È chiaro che le consulte
dovranno creare una nuova dinamica di partecipazione e promuovere le idonee
iniziative di ricerca azione, per approfondire le conoscenze in campo, al fine
di adottare strategie per l'integrazione a partire dalle peculiarità
territoriali. È necessario prevedere quindi un piano di finanziamento delle
associazioni di immigrati per una loro crescita professionale e per un migliore
utilizzo delle loro risorse umane.
Immigrazione e società multiculturale
Cittadinanza
La questione della cittadinanza, forse più di ogni
altra, indica i principi costitutivi di una società, determinando la natura del
patto che unisce l'individuo alla comunità civile e l’appartenenza ad una
comunità. Questa questione si inserisce oggi nel contesto di un fenomeno in
divenire quale quello dell’immigrazione, che nell’ultimo decennio ha conosciuto
cambiamenti di rilievo che impongono di riformare la pur recente legislazione
in vigore.
La L.91 del 1992 risponde infatti maggiormente ai
principi e alle prospettive di un paese di emigrazione (v. l'attenzione ai
discendenti di cittadini italiani) che alle esigenze di una società sempre più
multiculturale.
Ci sembra in primo luogo da rivedere il modo
ordinario di acquisto della cittadinanza per i cittadini non comunitari che
viene fatto dipendere da un periodo di permanenza legale in Italia di dieci
anni. Al momento, l’acquisto della cittadinanza, pur in presenza di tutti i
requisiti richiesti dalla legge, non rappresenta un diritto, ma dipende da una
concessione discrezionale della P.A. che ha, tra l’altro, tempi altamente
incerti. Inoltre questa concessione si basa sulla valutazione di fattori quali
l'autosufficienza economica, il comportamento fiscale e la mancanza di
precedenti penali.
Vi è da domandarsi se siano questi gli elementi
principali e/o esclusivi da prendere a riferimento per valutare il grado di
integrazione dell'individuo e non anche altri, quali la conoscenza della
lingua, della cultura, del sistema di governo del paese, ecc.

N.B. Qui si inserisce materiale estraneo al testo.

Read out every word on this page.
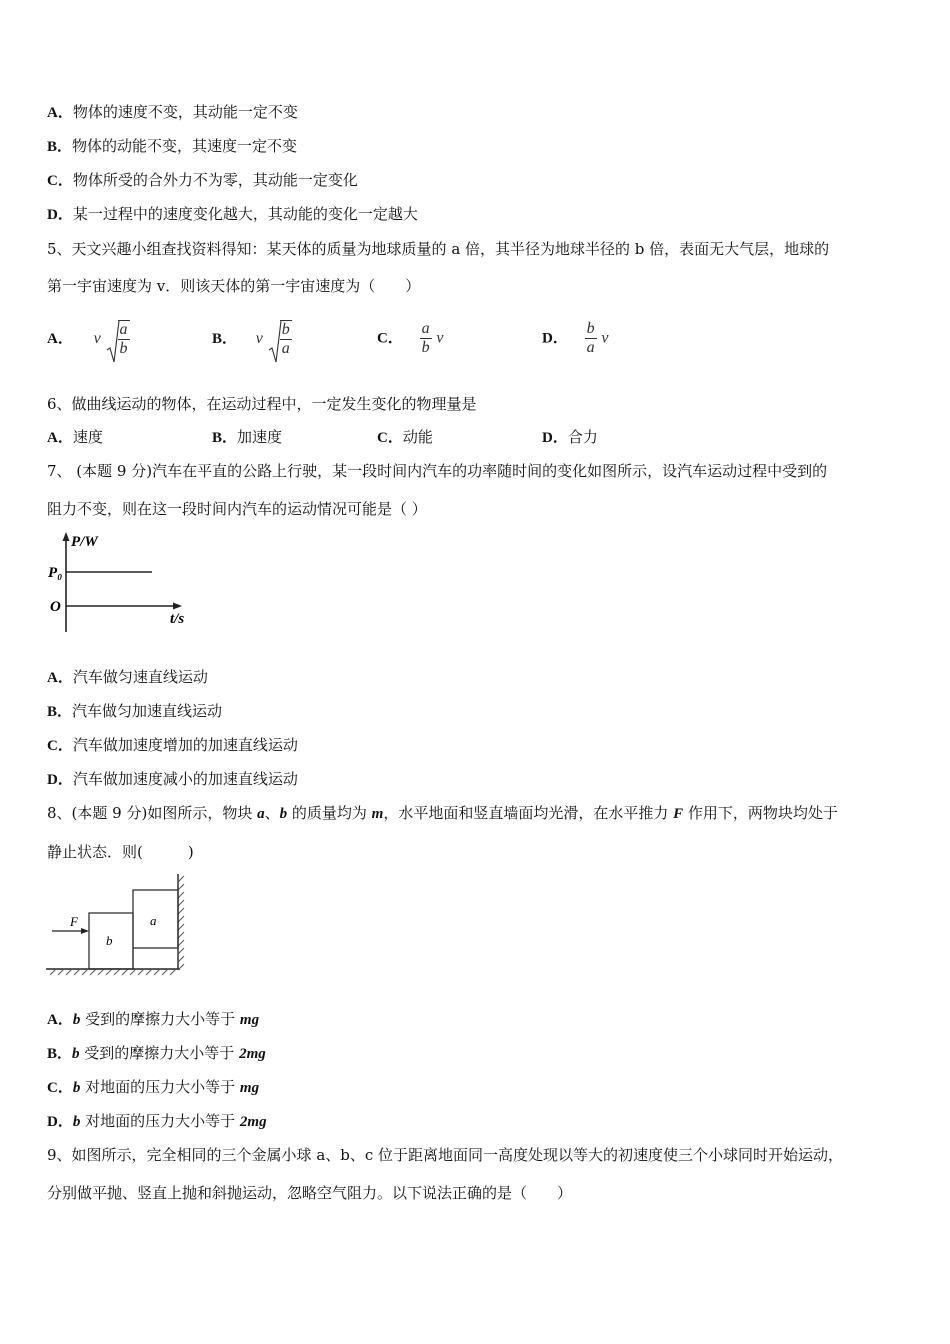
A．物体的速度不变，其动能一定不变
B．物体的动能不变，其速度一定不变
C．物体所受的合外力不为零，其动能一定变化
D．某一过程中的速度变化越大，其动能的变化一定越大
5、天文兴趣小组查找资料得知：某天体的质量为地球质量的 a 倍，其半径为地球半径的 b 倍，表面无大气层，地球的
第一宇宙速度为 v．则该天体的第一宇宙速度为（　　）
A． v $\frac{a}{b}$	B． v $\frac{b}{a}$	C． $\frac{a}{b}$ v	D． $\frac{b}{a}$ v
6、做曲线运动的物体，在运动过程中，一定发生变化的物理量是
A．速度	B．加速度	C．动能	D．合力
7、 (本题 9 分)汽车在平直的公路上行驶，某一段时间内汽车的功率随时间的变化如图所示，设汽车运动过程中受到的
阻力不变，则在这一段时间内汽车的运动情况可能是（ ）
P/W
P₀
O
t/s
A．汽车做匀速直线运动
B．汽车做匀加速直线运动
C．汽车做加速度增加的加速直线运动
D．汽车做加速度减小的加速直线运动
8、(本题 9 分)如图所示，物块 a、b 的质量均为 m，水平地面和竖直墙面均光滑，在水平推力 F 作用下，两物块均处于
静止状态．则(　　　)
b
a
F
A．b 受到的摩擦力大小等于 mg
B．b 受到的摩擦力大小等于 2mg
C．b 对地面的压力大小等于 mg
D．b 对地面的压力大小等于 2mg
9、如图所示，完全相同的三个金属小球 a、b、c 位于距离地面同一高度处现以等大的初速度使三个小球同时开始运动，
分别做平抛、竖直上抛和斜抛运动，忽略空气阻力。以下说法正确的是（　　）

Inoltre, per favorire l’integrazione dei figli di
stranieri nati e cresciuti in Italia, ci sembra necessario semplificare l'acquisto
per beneficio di legge in seguito alla nascita in Italia, che al momento
richiede una residenza legale senza interruzioni fino alla maggiore età. Una
semplificazione procedurale rafforzerebbe, ufficializzandolo, il legame di
appartenenza alla comunità da parte di chi nascendo e crescendo in Italia
tende, comunque, a radicarsi nella cultura locale. Non sembrerebbe possibile
però semplificare e abbreviare la procedura per l’acquisto della cittadinanza
da parte del bambino che nasce in Italia da stranieri, rafforzando così il
principio di ius soli, senza inserire dei meccanismi per il consequenziale
acquisto della cittadinanza da parte dei genitori.
Infine, anche alla luce degli abusi emersi in questi
anni, andrebbe rivisto in senso restrittivo il meccanismo di acquisizione della
cittadinanza per matrimonio.
Stato dell’integrazione
(problemi di applicazione della legge)
La
legge ha evidenziato contraddizioni e limiti operativi che lo stesso
regolamento di attuazione non sempre è riuscito a superare. Ci sono inoltre
notevoli difformità di applicazione delle norme nelle varie realtà del paese.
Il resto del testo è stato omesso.